Hash Tuning
I build a new auth system about once a year.
That’s a weird hobby, but, it’s, like, incidental to the actual hobby: I start a lot of projects using new technologies, and the first thing I have to figure out in these new technologies is always auth.
And every time I do, after I’ve got most of auth working, I have to figure out why my test suite takes 500+ms to run per test, despite my using an all-local stack of generally pretty performant technologies - in fact, a lot of the time it feels like the more modern and performant my stack is, the slower all of these tests are.
And every time, I spend a whole evening investigating why this happens.
And every time, I eventually re-discover the same result:
it’s password hashing, dummy.
I mentioned this 2 years ago, as a trick that I figured out to make testing VRChat’s enormous backend noticeably faster:
it turns out, enforcing byzantine best-in-class Argon2 anti-brute-force password hashing technology while creating a disposable test user for every single test? That’s just heating up the environment for no good reason.
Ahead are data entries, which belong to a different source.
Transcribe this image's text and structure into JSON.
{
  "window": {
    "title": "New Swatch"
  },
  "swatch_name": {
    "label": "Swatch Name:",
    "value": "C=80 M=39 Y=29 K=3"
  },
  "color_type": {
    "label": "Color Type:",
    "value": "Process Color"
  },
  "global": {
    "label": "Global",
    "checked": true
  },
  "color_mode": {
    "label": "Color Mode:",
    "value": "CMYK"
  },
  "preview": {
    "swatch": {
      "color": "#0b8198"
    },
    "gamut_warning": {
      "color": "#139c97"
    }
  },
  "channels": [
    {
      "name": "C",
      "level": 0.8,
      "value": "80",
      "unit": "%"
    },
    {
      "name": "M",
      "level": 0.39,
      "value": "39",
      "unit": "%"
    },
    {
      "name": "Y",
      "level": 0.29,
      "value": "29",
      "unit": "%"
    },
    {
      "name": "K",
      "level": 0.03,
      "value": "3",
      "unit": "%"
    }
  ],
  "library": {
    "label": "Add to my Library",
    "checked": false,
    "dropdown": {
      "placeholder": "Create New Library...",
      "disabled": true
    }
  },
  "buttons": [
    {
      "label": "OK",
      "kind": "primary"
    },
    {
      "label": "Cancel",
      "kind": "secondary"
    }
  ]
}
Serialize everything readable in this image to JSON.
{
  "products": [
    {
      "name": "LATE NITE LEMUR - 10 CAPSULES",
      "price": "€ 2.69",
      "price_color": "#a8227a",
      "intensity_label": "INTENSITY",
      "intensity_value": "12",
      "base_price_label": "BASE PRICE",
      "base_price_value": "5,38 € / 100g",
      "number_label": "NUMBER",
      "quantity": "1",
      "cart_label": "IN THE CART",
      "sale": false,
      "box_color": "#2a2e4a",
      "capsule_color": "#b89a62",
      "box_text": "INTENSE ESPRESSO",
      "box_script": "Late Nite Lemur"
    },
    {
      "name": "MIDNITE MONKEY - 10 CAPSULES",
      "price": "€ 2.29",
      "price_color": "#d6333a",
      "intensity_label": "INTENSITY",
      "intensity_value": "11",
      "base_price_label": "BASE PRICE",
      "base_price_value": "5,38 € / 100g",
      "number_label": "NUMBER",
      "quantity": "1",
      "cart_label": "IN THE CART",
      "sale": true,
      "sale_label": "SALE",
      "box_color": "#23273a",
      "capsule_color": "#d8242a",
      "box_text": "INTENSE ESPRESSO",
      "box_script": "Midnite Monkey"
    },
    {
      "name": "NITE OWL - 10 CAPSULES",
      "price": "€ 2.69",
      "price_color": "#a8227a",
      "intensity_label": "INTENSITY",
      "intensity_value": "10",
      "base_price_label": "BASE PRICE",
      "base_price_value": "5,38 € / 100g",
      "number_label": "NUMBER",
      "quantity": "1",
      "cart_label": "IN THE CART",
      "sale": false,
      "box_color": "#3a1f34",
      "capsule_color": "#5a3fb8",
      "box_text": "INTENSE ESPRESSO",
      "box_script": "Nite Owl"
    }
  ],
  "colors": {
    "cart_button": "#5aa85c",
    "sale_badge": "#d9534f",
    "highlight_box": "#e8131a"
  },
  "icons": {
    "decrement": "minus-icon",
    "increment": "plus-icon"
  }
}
There are ways around this - I’ve done things like
- tuning the password hasher to a much lower work value in dev
- replacing the password hasher with md5 in dev
- and
- just having a function that poops a fully created user as quickly as possible into dev without bothering with ANY of the regular user creation flow
these are all perfectly cromulent strategies, but
ask yourself this:
are my integration tests manufacturing hundreds of test users and doing full-fat password hashing for each one?